The Ford Government has zero effective staffing plan to replace massive retirements of health care workers. For every 10 new nurse hires 6 are leaving, but radiologists, respirologists, lab technicians, PSWs, etc. are also in short supply. Hospitals are forced to hire agency nurses at 2-3X the cost of a staff worker. How much does the nurse get and how much is profit going to the agency? Doug Ford must limit/do away with agency fees, stop disrespecting workers and improve work conditions by implementing safe minimum staffing ratios like B.C. did. Instead he is continuing to appeal wage restraint Bill 124 that was ruled unconstitutional. Workers are entitled to retroactive pay from the hospital but the government has not transferred all the necessary funds to cover the payments. Most hospitals have no reserve funds and had to take out expensive bank loans. Some are close to bankruptcy.

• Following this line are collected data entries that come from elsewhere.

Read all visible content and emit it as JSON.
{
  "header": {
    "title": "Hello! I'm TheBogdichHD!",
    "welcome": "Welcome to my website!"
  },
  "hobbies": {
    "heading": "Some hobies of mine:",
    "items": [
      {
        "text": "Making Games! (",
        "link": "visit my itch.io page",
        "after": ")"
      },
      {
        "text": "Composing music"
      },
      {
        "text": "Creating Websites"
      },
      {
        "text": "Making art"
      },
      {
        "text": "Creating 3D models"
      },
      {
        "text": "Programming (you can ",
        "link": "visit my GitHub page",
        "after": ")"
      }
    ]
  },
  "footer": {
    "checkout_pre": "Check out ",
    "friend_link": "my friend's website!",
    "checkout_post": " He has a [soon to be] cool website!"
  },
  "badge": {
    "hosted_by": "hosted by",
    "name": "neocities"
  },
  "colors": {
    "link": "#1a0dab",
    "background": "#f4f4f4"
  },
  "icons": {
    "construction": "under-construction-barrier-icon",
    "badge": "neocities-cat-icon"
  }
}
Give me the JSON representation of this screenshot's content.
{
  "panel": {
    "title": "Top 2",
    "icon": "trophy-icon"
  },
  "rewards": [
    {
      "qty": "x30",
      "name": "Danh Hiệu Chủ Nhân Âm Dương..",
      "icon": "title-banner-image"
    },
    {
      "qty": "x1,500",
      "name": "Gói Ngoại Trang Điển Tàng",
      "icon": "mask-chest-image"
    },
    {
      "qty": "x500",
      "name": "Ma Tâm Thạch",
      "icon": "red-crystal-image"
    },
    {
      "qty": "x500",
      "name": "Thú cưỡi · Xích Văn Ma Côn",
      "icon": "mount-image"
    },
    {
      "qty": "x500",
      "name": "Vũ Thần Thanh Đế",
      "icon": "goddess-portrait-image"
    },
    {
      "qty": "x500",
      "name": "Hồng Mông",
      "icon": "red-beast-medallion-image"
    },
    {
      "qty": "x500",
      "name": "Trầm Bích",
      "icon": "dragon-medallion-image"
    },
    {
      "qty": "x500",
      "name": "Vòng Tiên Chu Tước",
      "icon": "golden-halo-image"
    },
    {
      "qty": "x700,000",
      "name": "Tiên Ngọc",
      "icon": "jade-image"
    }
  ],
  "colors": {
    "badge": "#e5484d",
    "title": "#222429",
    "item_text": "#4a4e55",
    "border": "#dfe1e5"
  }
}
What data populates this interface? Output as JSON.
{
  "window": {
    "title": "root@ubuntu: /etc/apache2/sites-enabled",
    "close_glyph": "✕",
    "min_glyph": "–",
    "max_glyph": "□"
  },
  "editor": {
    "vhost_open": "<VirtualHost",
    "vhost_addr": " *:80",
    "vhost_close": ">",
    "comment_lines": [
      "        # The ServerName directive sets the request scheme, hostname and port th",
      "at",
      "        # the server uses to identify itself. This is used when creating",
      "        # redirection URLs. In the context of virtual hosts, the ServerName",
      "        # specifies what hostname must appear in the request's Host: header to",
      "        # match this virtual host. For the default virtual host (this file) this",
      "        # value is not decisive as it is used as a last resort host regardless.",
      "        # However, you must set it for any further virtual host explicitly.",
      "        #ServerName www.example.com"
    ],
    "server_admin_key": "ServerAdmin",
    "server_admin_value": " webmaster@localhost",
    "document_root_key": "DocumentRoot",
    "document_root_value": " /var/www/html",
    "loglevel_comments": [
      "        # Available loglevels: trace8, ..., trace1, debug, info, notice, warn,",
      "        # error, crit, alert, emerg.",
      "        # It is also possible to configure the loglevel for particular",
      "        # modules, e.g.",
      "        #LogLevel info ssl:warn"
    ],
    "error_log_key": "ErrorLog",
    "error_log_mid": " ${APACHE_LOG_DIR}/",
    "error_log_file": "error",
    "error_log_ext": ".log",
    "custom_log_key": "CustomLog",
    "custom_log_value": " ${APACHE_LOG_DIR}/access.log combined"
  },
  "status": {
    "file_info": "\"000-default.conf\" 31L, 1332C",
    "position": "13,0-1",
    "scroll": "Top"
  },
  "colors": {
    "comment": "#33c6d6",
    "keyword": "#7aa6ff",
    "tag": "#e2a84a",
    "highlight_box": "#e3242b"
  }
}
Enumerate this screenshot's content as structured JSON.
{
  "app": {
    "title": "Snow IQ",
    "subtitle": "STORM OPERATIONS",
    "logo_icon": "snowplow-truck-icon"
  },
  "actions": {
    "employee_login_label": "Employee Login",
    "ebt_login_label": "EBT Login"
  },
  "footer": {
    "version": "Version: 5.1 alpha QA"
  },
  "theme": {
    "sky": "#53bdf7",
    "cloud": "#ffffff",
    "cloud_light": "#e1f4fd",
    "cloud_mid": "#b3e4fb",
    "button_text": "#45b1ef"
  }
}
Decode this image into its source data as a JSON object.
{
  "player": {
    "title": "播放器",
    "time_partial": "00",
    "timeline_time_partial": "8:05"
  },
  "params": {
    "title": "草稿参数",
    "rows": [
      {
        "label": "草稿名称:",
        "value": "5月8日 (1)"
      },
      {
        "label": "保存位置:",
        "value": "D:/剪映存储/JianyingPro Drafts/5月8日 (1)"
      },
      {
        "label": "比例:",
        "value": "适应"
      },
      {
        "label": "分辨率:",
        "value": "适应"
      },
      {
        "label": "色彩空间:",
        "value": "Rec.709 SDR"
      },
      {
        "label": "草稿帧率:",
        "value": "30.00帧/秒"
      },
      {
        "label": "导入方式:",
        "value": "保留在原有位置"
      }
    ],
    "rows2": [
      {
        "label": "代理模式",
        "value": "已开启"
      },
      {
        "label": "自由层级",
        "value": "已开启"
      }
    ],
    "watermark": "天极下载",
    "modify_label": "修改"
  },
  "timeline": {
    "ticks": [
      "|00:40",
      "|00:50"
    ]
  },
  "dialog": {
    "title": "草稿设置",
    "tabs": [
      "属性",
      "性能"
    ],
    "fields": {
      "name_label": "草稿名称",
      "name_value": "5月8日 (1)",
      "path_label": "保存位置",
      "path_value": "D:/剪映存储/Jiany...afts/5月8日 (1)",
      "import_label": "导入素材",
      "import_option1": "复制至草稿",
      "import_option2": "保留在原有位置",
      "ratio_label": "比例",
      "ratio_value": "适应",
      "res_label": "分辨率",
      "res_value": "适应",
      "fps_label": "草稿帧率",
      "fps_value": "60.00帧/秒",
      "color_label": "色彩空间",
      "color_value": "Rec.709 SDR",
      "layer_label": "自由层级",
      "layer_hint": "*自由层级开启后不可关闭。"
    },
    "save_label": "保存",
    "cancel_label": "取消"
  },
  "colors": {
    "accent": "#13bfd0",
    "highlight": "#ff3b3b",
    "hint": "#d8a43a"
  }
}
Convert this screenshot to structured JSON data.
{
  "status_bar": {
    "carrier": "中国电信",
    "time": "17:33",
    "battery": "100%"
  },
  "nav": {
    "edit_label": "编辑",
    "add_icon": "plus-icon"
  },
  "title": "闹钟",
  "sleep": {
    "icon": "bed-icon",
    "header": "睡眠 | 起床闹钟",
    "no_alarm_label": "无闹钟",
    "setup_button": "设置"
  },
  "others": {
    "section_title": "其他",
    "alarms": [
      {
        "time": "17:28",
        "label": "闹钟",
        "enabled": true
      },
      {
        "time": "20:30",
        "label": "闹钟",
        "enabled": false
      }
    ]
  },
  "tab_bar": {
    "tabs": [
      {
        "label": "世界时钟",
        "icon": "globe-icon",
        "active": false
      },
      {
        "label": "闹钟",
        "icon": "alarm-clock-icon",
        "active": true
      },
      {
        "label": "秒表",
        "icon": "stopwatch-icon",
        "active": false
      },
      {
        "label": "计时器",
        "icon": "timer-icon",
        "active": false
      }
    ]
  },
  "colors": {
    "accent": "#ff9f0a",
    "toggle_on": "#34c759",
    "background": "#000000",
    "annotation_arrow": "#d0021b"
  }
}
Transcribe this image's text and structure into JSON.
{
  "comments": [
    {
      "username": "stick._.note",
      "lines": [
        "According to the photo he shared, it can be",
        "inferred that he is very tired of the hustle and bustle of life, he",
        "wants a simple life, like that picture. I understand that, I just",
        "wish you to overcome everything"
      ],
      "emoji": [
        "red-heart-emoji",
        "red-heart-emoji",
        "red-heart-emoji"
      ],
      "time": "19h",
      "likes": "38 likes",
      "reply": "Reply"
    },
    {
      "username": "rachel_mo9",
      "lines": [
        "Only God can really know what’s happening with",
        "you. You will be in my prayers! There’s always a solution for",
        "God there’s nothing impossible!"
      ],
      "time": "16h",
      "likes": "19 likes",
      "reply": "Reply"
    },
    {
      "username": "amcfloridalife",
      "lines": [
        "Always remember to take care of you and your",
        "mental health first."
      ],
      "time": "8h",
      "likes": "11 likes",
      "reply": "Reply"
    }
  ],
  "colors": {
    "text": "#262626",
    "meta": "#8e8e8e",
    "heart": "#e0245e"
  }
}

This financial crisis has affected small rural hospitals the most. According to the Dec. 5, 2023, Ontario Health Coalition Report, “Unprecedented and Worsening: Ontario’s Local Hospital Closures 2023,” there were 868 temporary or permanent emergency department closures, 316 urgent care centre closures, two outpatient laboratory closures, eleven obstetrics unit closures, one ICU closure and one labour and delivery unit closure. The ER in Chesley has been closed evenings, overnight and weekends since Dec. 5, 2022. Clinton ER has been closed from 6pm-8 am since Dec. 2019. A few other ER closures in 2023: Town of Durham 51; Seaforth 17; Walkerton 20; Wingham 31. Horribly long wait times in an ER are bad enough but it is scary to arrive only to find a closed sign on the door and perhaps the next nearest ER as well. We need our rural hospital ERs to stabilize patients so they are safe if a transfer to larger centres is necessary. Roads are often closed or treacherous in winter making a long drive dangerous. Minden hospital was permanently closed a year ago. Which small rural hospital will experience temporary or permanent service closures next or complete shut down?
The stark reality is Ontario funds hospitals at the lowest rate of any province and has downsized hospitals more radically than any other province so we have the fewest hospital beds in Canada and the fewest nurses. According to a recent T.O. Star investigation, the lack of beds is the main reason emergency departments are over whelmed. Considering inflation, there are significant real-dollar cuts to public hospitals and in 2019 public health was cut 29%. At the same time the province has tripled spending on private clinics. On Feb. 9 the Prime Minister announced a deal that gives Ontario $3.1B. Only time will tell if this money goes to the public system. Last week the Premier said that everything is still on the table re privatization. The province is still hoarding billions that should be used to increase nurse retention, open ORs, fix primary care, home care and long-term care as well as create sustainable recruitment. If our hospitals were funded at just the average of other provinces many issues could be successfully addressed.